Electoral injustices

There is absolutely nothing wrong in saying that the contestations on presidential election outcomes are a pain in the national psyche. In fact, the high number of cases of electoral injustices, from the ward up to the national level, show that our electoral process leaks badly.

Further, unreliability of the presidential election outcomes in the recent past is an epitome of how weak and vulnerable the voting process is to manipulation. There is no point having the right person in office being antagonised for not having won the election, or the wrong person installed in office to enjoy unmerited rights. BBI needed to come stronger here.

The electoral process can be likened to cooking ugali. If a cook does not follow the right process in mixing the ingredients and providing the right conditions for the ingredients to be turned into ugali, one can end up with porridge. Our electoral process produces controversial results because the ‘cooks’ mess up with the ‘recipe and the process’. Let us work on the simple fact that every vote should count by respecting the dignity of every person who casts a vote. This alone will solve half the challenges we face in the electoral process.

Replace humans

The other half is a direct consequence of tolerating corruption. The electoral process is corrupt all the way. The deadly violence around elections is directly attached to the largely illegal rewards one gets if elected. I am not sure BBI came out strong on pointers to fighting corruption in the electoral process. Since BBI has got a window to improve the document, it is necessary to revisit the first-past-the post winner principle as well as the universal suffrage poll.

To begin with, it is very possible in this time of advanced technology to cut down on expenditure and time in the whole voting process. On a light note, I am sure if we hired robots, election outcomes will be more reliable. I like this business of robots a lot because they would replace humans in whom we have a trust deficit– and drones – again because counting votes has become such a difficult ritual, courts become the next tallying centres.

Second, to address electoral outcome contestations, BBI should consider entrusting the electoral process to teachers. Our history shows that much as an independent body like IEBC makes sense theoretically in running elections, practically, on a big stage it rarely delivers without controversies that either end up on the streets or in court.

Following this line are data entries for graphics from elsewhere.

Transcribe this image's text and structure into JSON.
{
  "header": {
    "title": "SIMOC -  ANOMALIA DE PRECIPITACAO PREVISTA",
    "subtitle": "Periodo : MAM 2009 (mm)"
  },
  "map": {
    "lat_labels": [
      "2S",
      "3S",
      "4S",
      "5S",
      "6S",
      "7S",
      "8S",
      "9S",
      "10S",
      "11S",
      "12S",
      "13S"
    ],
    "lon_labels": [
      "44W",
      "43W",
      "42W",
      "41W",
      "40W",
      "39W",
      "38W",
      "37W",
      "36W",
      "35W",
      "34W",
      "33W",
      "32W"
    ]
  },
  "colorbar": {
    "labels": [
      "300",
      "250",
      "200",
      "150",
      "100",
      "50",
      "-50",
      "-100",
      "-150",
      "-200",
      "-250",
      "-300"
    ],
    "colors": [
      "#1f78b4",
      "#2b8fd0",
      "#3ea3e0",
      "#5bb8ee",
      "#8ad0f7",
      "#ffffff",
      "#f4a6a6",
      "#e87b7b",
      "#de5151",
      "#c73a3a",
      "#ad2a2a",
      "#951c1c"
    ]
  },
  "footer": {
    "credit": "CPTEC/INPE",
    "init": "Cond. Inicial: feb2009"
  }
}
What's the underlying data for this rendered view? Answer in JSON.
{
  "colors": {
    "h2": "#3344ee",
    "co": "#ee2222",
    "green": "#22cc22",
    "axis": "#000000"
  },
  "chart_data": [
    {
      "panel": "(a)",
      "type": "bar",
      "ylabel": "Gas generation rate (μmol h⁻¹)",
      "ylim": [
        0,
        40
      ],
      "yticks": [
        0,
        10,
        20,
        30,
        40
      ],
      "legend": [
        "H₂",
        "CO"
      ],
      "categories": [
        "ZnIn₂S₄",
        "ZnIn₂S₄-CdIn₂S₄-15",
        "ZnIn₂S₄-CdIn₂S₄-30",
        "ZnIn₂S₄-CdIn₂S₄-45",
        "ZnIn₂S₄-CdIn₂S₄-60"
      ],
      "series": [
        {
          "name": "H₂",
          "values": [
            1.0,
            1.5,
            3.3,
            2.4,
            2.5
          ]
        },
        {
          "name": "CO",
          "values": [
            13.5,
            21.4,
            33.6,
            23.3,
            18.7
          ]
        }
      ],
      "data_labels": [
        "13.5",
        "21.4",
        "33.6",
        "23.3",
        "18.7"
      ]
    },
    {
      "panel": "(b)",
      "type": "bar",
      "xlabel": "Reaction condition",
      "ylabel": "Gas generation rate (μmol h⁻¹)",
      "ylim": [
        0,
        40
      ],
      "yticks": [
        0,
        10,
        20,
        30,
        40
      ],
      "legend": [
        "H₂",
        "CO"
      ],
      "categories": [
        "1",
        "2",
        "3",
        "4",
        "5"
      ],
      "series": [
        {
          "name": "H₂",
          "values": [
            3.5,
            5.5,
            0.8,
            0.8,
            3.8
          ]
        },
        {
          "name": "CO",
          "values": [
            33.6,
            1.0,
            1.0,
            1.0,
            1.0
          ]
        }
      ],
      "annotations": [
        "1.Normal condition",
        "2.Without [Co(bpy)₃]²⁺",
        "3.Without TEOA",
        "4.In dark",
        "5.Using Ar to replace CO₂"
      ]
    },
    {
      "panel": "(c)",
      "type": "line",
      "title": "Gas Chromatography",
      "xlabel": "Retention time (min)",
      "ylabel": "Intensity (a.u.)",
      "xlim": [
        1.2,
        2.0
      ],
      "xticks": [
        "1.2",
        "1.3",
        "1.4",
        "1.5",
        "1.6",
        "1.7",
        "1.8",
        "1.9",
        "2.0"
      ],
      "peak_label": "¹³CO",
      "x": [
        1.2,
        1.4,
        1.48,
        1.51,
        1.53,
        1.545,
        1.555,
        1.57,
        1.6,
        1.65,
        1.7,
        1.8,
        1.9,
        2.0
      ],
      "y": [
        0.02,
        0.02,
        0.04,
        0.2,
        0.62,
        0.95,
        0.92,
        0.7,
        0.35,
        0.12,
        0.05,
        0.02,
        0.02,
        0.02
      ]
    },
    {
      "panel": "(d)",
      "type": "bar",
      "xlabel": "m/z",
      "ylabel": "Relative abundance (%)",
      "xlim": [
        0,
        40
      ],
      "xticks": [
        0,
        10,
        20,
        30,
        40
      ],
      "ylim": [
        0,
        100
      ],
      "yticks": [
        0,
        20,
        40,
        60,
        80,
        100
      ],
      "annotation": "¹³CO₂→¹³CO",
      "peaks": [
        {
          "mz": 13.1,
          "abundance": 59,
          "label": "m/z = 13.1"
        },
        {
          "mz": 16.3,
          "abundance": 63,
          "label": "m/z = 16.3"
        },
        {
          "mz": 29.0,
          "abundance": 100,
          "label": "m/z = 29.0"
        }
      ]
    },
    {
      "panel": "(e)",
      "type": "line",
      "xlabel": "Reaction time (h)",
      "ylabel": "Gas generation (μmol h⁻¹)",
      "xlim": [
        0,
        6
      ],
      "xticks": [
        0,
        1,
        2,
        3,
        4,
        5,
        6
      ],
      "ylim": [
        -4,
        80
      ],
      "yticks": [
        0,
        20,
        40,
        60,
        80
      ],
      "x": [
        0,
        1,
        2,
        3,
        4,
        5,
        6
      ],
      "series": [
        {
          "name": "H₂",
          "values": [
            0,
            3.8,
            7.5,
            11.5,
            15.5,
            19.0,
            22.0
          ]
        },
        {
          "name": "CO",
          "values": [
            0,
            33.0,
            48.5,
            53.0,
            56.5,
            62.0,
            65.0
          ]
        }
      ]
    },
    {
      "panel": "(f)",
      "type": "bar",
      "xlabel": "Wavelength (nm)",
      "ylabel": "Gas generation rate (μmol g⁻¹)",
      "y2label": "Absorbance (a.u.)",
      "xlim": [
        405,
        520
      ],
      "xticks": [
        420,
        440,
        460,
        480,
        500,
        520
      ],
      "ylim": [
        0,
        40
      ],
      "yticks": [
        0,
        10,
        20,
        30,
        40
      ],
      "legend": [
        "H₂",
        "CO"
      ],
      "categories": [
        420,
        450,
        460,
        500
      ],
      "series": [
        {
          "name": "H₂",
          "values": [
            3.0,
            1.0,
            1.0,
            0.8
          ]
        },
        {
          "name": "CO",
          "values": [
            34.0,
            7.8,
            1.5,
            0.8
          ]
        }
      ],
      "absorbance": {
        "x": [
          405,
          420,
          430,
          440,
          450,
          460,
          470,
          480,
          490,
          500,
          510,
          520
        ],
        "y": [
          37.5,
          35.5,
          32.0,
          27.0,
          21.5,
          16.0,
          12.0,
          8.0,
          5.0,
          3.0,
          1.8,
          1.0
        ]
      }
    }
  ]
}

Whatever we think of teachers, and political as they may be; if entrusted with the task of overseeing our elections, I’m sure they will give us credible results than IEBC. We entrust our children to them for over 12 years -to mould them into responsible adults. The executive has made teachers look like perennial protesters, yet given the morale they need, teachers will bring great honour not only to the divisive electoral process, but to this country.